Chinar Farooqui - Offrandes tissées, la corde sacrée d’Injiri - Pearls Magazine

Chinar Farooqui, Fondatrice d’Injiri

 

Chinar Farooqui, la fondatrice de la marque indienne Injiri, est designer textile. Au fil des ans, elle a renforcé sa relation aux matériaux, au temps et aux processus silencieux intervenant dans la fabrication des tissus. Elle dit que la part la plus significative de son apprentissage ne s’est pas déroulée à l’école, mais lors de voyages calmes vers des centres d’artisanat, au cours de longues conversations avec des tisserands et des teinturiers, et en observant comment se déplacent les mains, répétant un même geste des milliers de fois jusqu’à ce qu’il devienne naturel.

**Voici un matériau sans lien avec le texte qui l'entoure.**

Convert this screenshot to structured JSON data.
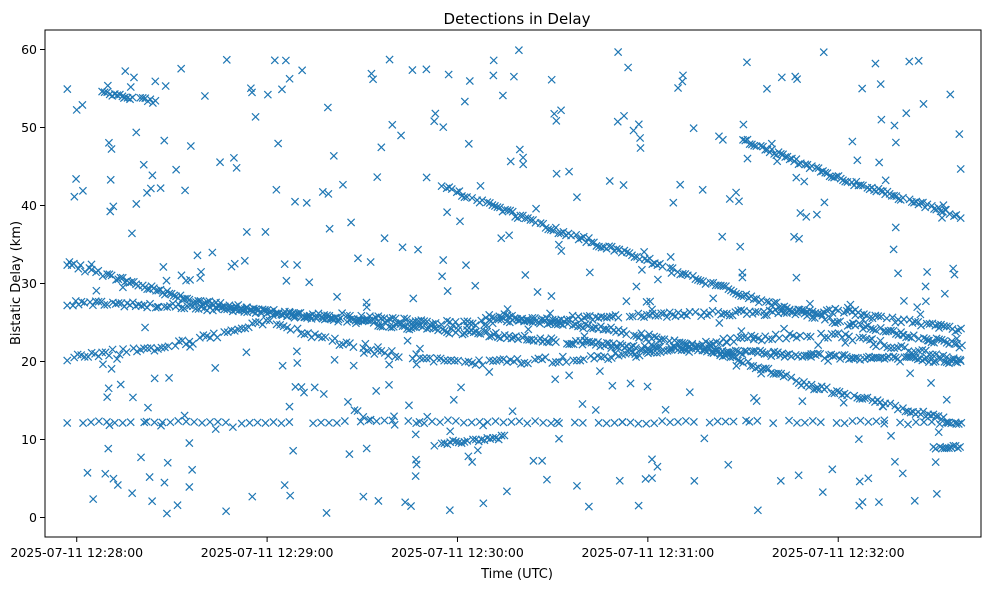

Dans cette interview, nous explorons la richesse de l’histoire et de la philosophie d’Injiri, une ode sacrée à la tradition des textiles indiens. Cette marque vénère la sagesse intemporelle transmise de génération en génération, en l’élevant à un plan de révérence et de dévotion éthique. Inspirée par les traditions sacrées de l’Inde, tissées dans chaque fibre, Injiri collabore étroitement avec des artisans et des communautés locales, honorant la patience, la dévotion et le respect qui sont au cœur de son métier. Son approche de la mode lente célèbre la beauté imparfaite et l’authenticité sincère de chaque pièce, transformant les vêtements en récipients d’histoires, de mémoire et d’âme culturelle. Ainsi, elle favorise une connexion profonde entre tradition et durabilité, élevant l’art textile à un acte sacré de préservation et de révérence culturelle.

 

 

Injiri green - Offrandes tissées, la corde sacrée d’Injiri - Pearls Magazine

 

 

« Avant de lancer Injiri, j’ai travaillé dans la campagne indienne. Mais je revenais toujours à l’habillement, non pas dans le sens de la mode, mais dans la dimension la plus profonde où le vêtement reflète la vie, la communauté et la mémoire d’une personne. Pour moi, les textiles ne sont pas seulement des surfaces. Ils renferment des histoires, portent des souvenirs et marquent le temps. »

 

Comment êtes-vous arrivée dans le monde de la mode ?

 

Pour être honnête, je n’avais pas vraiment prévu d’entrer dans le monde de la mode. Je n’avais jamais été guidé par les tendances ou l’industrie, mais par une fascination plus profonde pour les vêtements fait-main, pour les textiles traditionnels et pour l’intelligence silencieuse derrière la fabrication des vêtements dans le passé. J’ai toujours été plus intéressée par la façon dont les gens s’habillaient dans leur vie quotidienne, comment leurs vêtements reflétaient le climat, la géographie, les rituels et la mémoire, plutôt que par ce qui était considéré à la mode.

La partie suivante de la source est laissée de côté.